En la adolescencia y juventud, la vida tiene tanta fuerza que la muerte existe poco o se la ve muy lejana, si llega a considerarse. Pero estas generaciones de graduados, sean del bachillerato o la universidad, han vivido otra realidad. Ellos sí que saben, pues lo han vivido en carne propia, que la vida nos puede orillar al borde de la muerte, que las circunstancias pueden ser tan difíciles que tengamos que precavernos de todos y de todo, que el temor ante el peligro puede llegar a conseguir que las relaciones humanas se vean tan amenazadas hasta llegar al punto de considerar dos y hasta tres veces si dar, o no, un beso o un abrazo a un familiar cercano y querido.  Eso lo vivimos todos los sobrevivientes que somos a la pandemia y algunos lo olvidaremos jamás. Pero cuando se les ve la cara a estos jóvenes graduados, uno puede darse cuenta que han dejado atrás el pasado, que ya no recuerdan cómo tuvieron que vivir durante estos últimos dos años: aislamiento social, aprendizaje remoto, contactos virtuales de todo tipo.
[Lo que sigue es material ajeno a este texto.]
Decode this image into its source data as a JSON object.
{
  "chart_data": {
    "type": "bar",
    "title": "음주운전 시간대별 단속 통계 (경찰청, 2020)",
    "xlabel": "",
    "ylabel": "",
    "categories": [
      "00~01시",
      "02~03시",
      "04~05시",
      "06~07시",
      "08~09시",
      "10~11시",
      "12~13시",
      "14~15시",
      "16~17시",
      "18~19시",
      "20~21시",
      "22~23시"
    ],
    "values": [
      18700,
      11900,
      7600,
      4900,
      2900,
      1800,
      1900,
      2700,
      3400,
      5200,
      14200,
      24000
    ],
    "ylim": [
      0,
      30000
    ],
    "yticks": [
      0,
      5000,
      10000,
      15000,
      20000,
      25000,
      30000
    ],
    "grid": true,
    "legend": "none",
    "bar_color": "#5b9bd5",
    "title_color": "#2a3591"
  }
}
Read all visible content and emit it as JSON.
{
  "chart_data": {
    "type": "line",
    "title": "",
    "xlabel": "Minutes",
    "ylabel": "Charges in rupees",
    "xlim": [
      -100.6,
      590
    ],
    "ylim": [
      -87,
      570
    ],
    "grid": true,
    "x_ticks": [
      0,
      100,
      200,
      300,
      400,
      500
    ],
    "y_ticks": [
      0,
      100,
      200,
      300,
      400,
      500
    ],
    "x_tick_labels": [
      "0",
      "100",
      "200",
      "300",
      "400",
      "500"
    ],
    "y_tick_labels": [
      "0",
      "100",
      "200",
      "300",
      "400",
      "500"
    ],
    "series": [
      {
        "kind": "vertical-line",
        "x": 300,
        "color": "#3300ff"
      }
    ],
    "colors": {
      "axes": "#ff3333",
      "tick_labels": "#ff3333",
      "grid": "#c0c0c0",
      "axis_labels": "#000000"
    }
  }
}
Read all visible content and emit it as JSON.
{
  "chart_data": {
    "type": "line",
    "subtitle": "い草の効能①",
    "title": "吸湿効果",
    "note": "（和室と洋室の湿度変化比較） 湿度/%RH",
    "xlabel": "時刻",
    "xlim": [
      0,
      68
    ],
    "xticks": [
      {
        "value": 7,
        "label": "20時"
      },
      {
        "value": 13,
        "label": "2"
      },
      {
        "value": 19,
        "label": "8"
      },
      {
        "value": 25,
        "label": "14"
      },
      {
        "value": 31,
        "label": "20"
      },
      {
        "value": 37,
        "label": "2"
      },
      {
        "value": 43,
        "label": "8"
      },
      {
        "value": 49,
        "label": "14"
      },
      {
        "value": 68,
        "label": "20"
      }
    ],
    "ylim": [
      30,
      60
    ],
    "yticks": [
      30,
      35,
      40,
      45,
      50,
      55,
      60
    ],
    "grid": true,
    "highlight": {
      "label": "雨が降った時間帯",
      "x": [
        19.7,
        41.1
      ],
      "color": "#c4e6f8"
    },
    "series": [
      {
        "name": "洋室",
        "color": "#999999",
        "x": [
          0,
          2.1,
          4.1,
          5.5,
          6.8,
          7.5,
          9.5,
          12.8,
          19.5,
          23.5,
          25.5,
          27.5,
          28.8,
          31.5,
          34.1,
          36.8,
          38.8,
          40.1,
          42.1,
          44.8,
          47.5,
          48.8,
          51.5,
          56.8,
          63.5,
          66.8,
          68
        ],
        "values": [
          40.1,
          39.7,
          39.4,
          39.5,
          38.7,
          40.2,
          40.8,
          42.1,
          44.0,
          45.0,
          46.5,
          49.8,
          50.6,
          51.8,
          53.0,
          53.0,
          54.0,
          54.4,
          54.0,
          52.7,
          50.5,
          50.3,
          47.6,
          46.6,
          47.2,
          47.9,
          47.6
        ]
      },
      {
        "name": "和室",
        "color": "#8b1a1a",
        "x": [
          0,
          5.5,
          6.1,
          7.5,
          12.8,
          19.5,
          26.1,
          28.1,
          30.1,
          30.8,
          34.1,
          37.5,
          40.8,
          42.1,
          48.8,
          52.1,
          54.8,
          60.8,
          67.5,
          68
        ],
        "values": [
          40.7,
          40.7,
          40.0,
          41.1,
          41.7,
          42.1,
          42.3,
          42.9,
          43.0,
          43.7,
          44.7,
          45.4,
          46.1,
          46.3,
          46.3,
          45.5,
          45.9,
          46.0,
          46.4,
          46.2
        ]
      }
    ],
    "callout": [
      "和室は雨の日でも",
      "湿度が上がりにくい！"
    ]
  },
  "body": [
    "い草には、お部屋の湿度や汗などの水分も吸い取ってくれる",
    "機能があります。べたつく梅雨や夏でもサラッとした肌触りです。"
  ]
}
Por eso insisto: el punto de vista optimista es que los docentes de estos graduados hayan ejercido su labor de enseñanza virtual de la mejor manera posible, esmerándose por alcanzar a cada uno de sus alumnos más allá de la pantalla o terminal de computadora. Es optimista también pensar que estos alumnos habrán aprendido la lección más importante de la pandemia: “Carpe diem, quam minimim credula postero”, que se puede traducir como: “Aprovecha el día de hoy; confía lo menos posible en el mañana”. Queremos creer que aprendieron a poner amor a sus esfuerzos por aprender, queremos creer que entendieron que su logro académico no significa que ya no enfrentarán problemas en su vida, sino que ahora están mejor preparados para enfrentar los que la vida les plantee en el futuro. Esperemos con optimismo que estas generaciones de graduados sean menos frágiles, demandantes e insensatamente exigentes que las generaciones anteriores que no sin razón han sido llamadas “las generaciones de cristal”.

Graduarse es el final de un proceso, que no se nos olvide. La alegría y orgullo, legítimos ambos, que impregnan los salones de graduación, y que uno no sabe identificar si provienen de los graduandos, de los padres de familia o de los docentes que colaboraron en el proceso está muy bien que sean los sentimientos dominantes en ese momento. Pero no se debe olvidar tampoco que en el proceso hubo desvelos, angustias, sinsabores, malos ratos. Así es la vida. Nos da y nos quita, nos eleva y nos zarandea. Por eso el orgullo, por eso la alegría. A pesar de todo, se llegó al final. Esa es la lección de todo proceso que se culmina con éxito. Por eso me gustó tanto la frase que me la quedó para mí: “Cada graduación a la que asisto renueva mi fe en la educación, en los docentes y en la juventud”.